Adib Zaini’s opening story ‘The Runner’ sets the tone with vivid efficiency: a rebellious youth takes an evening job at an internet café and becomes embroiled in the heroin trade, proving to be a proficient drug dealer but too seduced by the lure of quick money to anticipate the repercussions associated with walking away. The specific workings of the narcotics network are sketched (patron requests for non-existent computer terminals are actually orders for product) while the students of the protagonist’s high school are seen to be as chemically dependent as those customers who frequent her place of part-time employment. Shaz Johar’s splendidly cynical ‘Asian Angel’ offers a celebrity culture spin on Sunset Boulevard (1950) as a self-absorbed diva meets a mysterious end in a hotel bathtub after assaulting the Indonesian actress who may be having an affair with her businessman husband. A jilted lover tries to win back his ex-girlfriend but keeps falling into bed with other women in Fadzlishah Johanabas’ ‘Kiss from a Rose’, which conveys the obsessive yearning of a self-destructive romantic whose daily routine is heading dangerously close to stalker territory. Marc de Faoite’s unsettling ‘Mamak Murder Mystery’ follows the efforts of a restaurant employee to deduce who has killed his co-worker as everyone he surveys on the nightshift becomes a possible suspect. The most graphic story in the anthology is arguably Megat Ishak’s grisly ‘Cannibal vs. Ah Long’ in which money lenders become the target of a smiling cannibal with an insatiable appetite. His devouring of debt collectors is perversely justifiable in a society that prompts cash-strapped citizens to borrow funds at rates of interest that rapidly escalate, making it impossible to keep up with repayments.

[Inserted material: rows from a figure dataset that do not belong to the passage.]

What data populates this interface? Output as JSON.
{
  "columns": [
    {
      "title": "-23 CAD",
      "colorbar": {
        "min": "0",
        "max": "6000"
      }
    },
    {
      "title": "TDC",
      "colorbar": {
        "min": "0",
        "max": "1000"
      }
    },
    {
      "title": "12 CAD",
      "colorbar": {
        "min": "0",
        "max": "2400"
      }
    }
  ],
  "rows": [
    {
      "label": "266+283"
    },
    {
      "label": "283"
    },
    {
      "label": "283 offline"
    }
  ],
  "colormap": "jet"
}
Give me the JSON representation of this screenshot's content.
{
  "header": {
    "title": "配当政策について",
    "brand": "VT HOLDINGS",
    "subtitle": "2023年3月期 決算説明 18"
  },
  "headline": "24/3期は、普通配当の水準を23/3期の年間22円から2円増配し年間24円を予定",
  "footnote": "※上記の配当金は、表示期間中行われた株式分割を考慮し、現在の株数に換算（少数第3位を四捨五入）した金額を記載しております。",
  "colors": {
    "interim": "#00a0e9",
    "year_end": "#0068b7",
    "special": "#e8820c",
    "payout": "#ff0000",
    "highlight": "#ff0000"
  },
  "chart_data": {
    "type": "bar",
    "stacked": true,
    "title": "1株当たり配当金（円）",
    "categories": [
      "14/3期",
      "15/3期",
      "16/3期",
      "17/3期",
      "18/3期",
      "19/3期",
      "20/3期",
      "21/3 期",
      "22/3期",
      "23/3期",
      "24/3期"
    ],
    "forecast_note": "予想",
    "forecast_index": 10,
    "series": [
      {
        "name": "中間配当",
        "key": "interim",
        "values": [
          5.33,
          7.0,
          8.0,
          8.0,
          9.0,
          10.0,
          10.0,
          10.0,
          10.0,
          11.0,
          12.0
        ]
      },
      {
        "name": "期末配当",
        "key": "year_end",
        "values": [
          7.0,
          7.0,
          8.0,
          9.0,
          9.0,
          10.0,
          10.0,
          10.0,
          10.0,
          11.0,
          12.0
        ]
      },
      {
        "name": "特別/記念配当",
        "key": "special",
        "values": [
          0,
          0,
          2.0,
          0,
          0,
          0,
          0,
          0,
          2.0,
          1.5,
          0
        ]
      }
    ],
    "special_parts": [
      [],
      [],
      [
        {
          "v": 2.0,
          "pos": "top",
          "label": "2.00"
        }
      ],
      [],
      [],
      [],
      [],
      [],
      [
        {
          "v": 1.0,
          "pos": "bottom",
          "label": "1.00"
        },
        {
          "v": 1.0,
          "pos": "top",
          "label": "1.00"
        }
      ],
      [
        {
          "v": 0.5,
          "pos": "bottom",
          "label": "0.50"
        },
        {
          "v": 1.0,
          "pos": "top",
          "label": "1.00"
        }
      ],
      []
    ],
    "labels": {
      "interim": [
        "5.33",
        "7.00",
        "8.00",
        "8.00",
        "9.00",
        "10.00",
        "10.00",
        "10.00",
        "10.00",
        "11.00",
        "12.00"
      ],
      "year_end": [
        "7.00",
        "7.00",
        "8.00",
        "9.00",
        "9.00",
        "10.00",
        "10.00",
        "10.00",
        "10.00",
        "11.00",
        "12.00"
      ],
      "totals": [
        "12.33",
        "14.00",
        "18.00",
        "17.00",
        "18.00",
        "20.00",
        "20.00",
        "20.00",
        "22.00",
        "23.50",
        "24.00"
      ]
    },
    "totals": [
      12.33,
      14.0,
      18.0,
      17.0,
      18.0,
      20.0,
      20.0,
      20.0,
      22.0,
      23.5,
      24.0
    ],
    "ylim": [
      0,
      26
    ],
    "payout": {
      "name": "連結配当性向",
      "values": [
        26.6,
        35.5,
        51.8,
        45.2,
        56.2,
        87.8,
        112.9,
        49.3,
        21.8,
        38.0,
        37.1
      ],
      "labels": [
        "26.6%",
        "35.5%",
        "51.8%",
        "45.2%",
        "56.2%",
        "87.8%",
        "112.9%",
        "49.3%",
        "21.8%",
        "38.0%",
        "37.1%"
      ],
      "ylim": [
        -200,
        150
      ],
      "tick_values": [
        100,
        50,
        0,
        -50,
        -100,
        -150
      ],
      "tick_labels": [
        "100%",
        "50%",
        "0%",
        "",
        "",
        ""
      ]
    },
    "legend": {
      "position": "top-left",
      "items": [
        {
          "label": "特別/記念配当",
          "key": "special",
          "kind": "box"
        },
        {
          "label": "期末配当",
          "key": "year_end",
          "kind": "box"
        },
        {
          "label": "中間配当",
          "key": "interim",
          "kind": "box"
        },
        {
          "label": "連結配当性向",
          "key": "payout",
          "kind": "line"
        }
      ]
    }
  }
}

Certain spaces and industries reoccur throughout the anthology, with shopping centres becoming places of anxiety in two genuinely haunting entries. Power walking around the mall becomes an exercise in vigilance in Preeta Samarsan’s ‘Rukun Tetangga’ as a retiree becomes determined to stop a child killer from striking again, with the incessant patrolling of the city’s anonymous retail outlets ultimately resulting in the self-appointed protector’s exhaustion. Superstition comes to the fore in Eeleen Lee’s ‘The Oracle of Truth’ in which a fortune teller has a nasty run-in with a gang of thugs as traditional practises and vicious opportunism tragically collide in a pedestrian street mall. The sex industry features in Kris Williamson’s ‘Chasing Butterflies in the Night’, which deals with a serial killer who preys on prostitutes, while Dina Zaman’s stylised essay ‘After Dark, My Love’ explores the city’s increasingly blasé attitude towards red light activities as extra service is now offered in upscale establishments rather than being restricted to its back streets. As in the best anthologies, the stories in KL NOIR: RED complement one another while evidencing singular voices and varied approaches to narrative form. Some contributors utilise crime scenarios, with others skirting the edges of genre to express urban malaise through style tropes, while the references to specific areas that are scattered throughout provide a rough guide to a Kuala Lumpur which is at once tangible yet scarily unknowable. Traversing this city via noir tapestry suggests a sinister range of interconnected milieus from which curious readers are unlikely to emerge unscathed, although the intoxicating combination of Malay culture and genre trappings should ensure that most will want to recover in time for the next volume in the series.
KL NOIR: RED is published by Fixi Novo, an imprint of Buku Fixi.